En pratique, les valeurs de ces paramètres sont entachées d’erreurs, qui vont se répercuter dans les équations du modèle, s’influencer les unes les autres et finalement produire une erreur sur la sortie du modèle. Certains paramètres ont plus d’effet que d’autres sur l’erreur de sortie. Un paramètre est dit sensible si une petite erreur à l’entrée se traduit par une grosse erreur à la sortie ; il est dit peu sensible si la petite erreur en entrée reste petite en sortie. Pour ces derniers paramètres, on n’a pas besoin d’être extrêmement précis, une bonne approximation suffit. Pour les paramètres sensibles en revanche, il est crucial de réduire l’erreur autant que possible, en vue d’effectuer des prévisions fiables du futur.

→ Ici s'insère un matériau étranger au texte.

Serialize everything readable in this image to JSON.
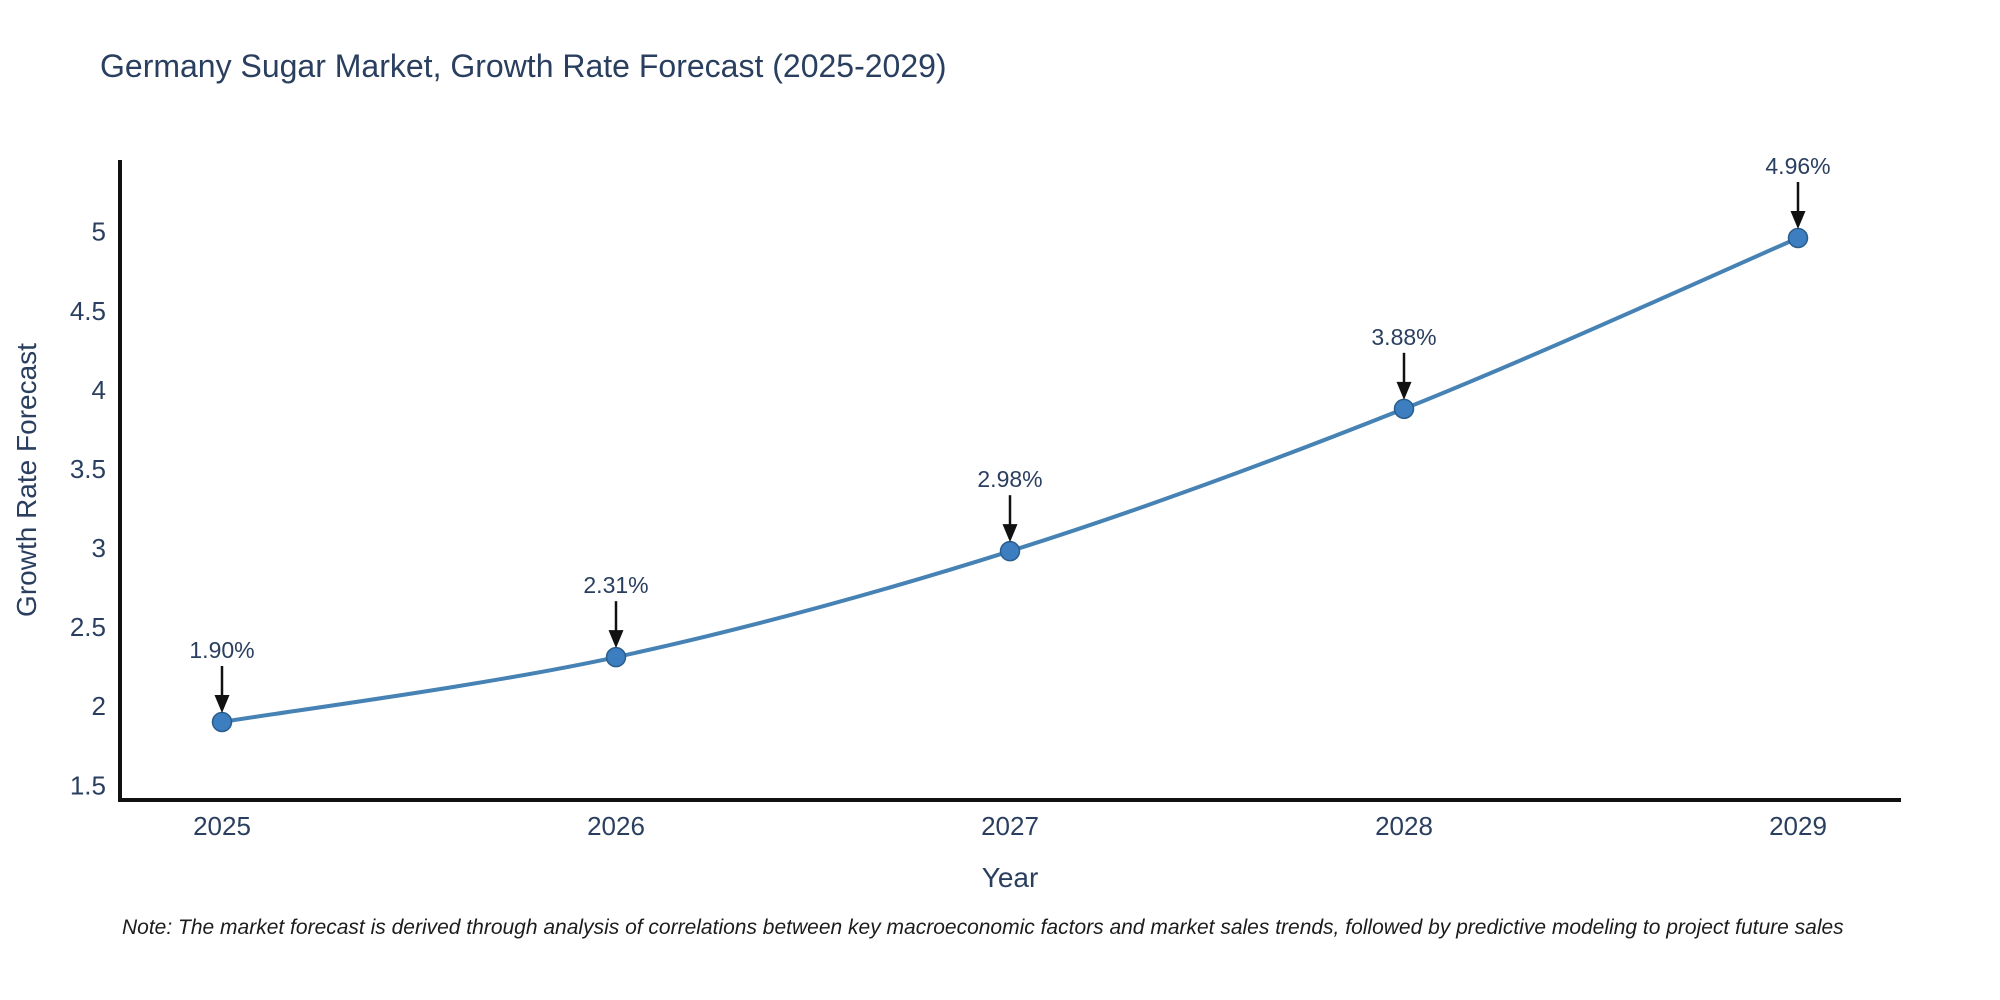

Les paramètres sensibles dans une calotte polaire
La perte de masse des calottes polaires par vêlage d’icebergs est contrôlée par un petit nombre de fleuves de glace ou glaciers émissaires, comme expliqué dans l’article Modéliser et simuler la fonte des calottes polaires. La présence ou non de fleuves de glace est intimement liée à la nature des conditions à la base de la calotte, qui permettent ou non un fort glissement et donc de grandes vitesses d’écoulement. En effet, si à la base de la glace se trouve de l’eau liquide, ou un sédiment gorgé d’eau, la vitesse pourra être grande, voire très grande (une dizaine de kilomètres par an).

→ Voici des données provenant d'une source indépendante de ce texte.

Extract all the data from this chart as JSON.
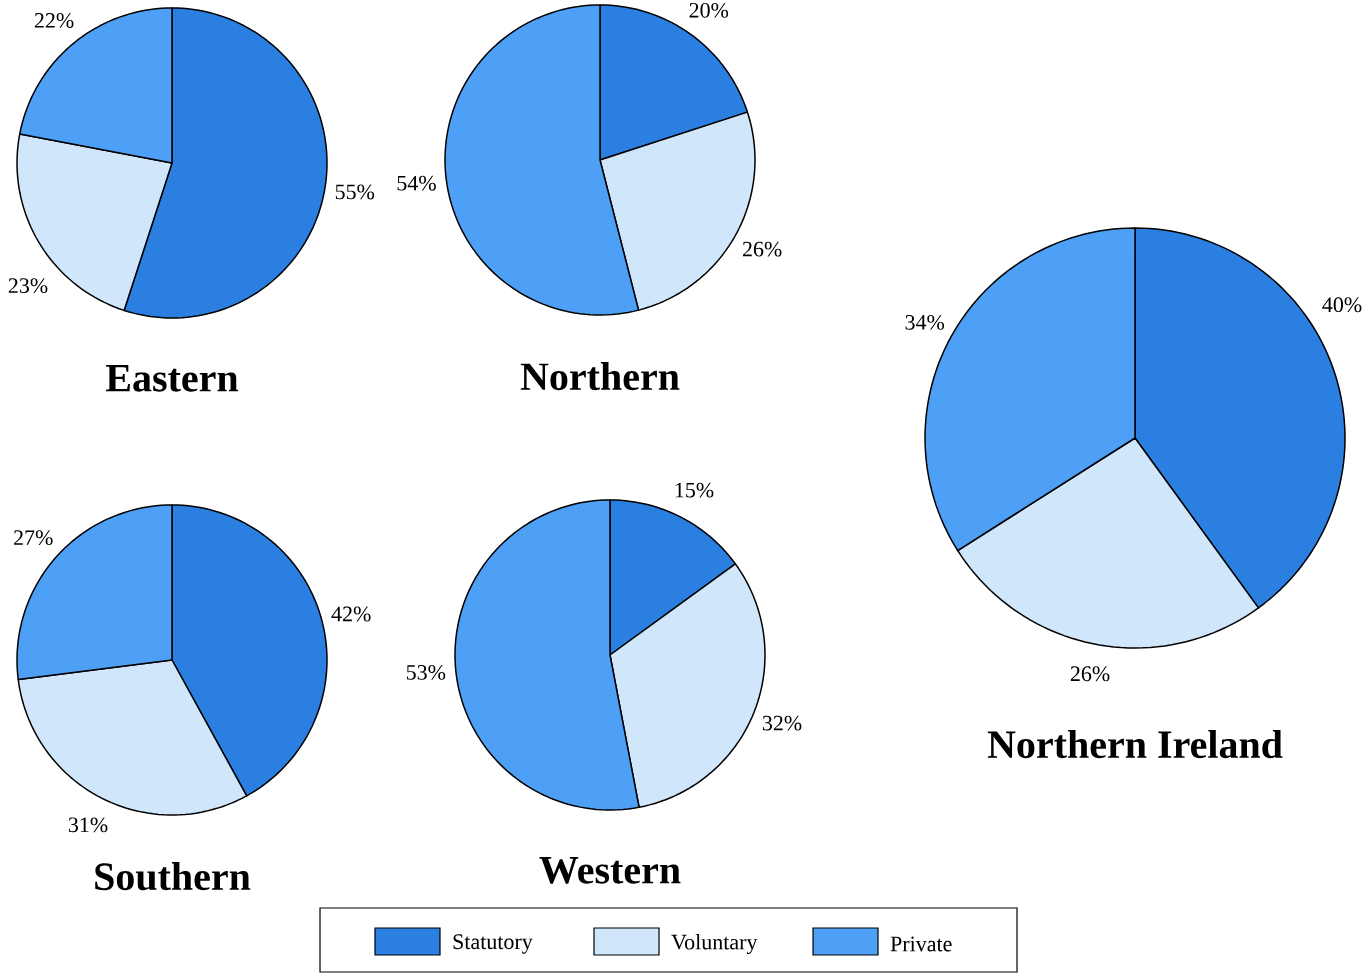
{
  "chart_data": [
    {
      "type": "pie",
      "title": "Eastern",
      "categories": [
        "Statutory",
        "Voluntary",
        "Private"
      ],
      "values": [
        55,
        23,
        22
      ],
      "value_labels": [
        "55%",
        "23%",
        "22%"
      ],
      "colors": [
        "#2a7fe0",
        "#cfe6fb",
        "#4da0f5"
      ],
      "legend": "bottom"
    },
    {
      "type": "pie",
      "title": "Northern",
      "values": [
        20,
        26,
        54
      ],
      "value_labels": [
        "20%",
        "26%",
        "54%"
      ],
      "colors": [
        "#2a7fe0",
        "#cfe6fb",
        "#4da0f5"
      ]
    },
    {
      "type": "pie",
      "title": "Southern",
      "values": [
        42,
        31,
        27
      ],
      "value_labels": [
        "42%",
        "31%",
        "27%"
      ],
      "colors": [
        "#2a7fe0",
        "#cfe6fb",
        "#4da0f5"
      ]
    },
    {
      "type": "pie",
      "title": "Western",
      "values": [
        15,
        32,
        53
      ],
      "value_labels": [
        "15%",
        "32%",
        "53%"
      ],
      "colors": [
        "#2a7fe0",
        "#cfe6fb",
        "#4da0f5"
      ]
    },
    {
      "type": "pie",
      "title": "Northern Ireland",
      "values": [
        40,
        26,
        34
      ],
      "value_labels": [
        "40%",
        "26%",
        "34%"
      ],
      "colors": [
        "#2a7fe0",
        "#cfe6fb",
        "#4da0f5"
      ]
    }
  ]
}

Un autre paramètre essentiel est l’altitude du socle rocheux (toujours à la base de la calotte), notamment dans les zones côtières. En effet, la glace se déforme sous l’effet de son propre poids, qui est proportionnel à l’épaisseur de glace, donc à la différence entre l’altitude de surface et l’altitude du socle. De plus, la pression à la base de la calotte dépend aussi de l’épaisseur de glace.
Les conditions basales que sont le coefficient de frottement et l’altitude du socle sont effectivement des paramètres sensibles, car elles ont une forte influence sur l’écoulement : une petite variation de ces conditions basales provoque une grande variation de vitesse. Il est donc indispensable de les renseigner avec précision.
Or les observations pour les conditions de frottement à la base sont très limitées. En effet, il est quasiment impossible d’aller faire des mesures sous la glace, sauf en de rares points de forages profonds où le socle a été atteint. Les expériences en laboratoire sont assez peu représentatives, car il est impossible de restituer la pression équivalente à des milliers de mètres d’épaisseur de glace. D’autres incertitudes portent sur la nature rocheuse du socle et sur le flux géothermique qui conditionne la présence d’eau liquide. En pratique, on n’a donc pas de valeur précise du coefficient de frottement.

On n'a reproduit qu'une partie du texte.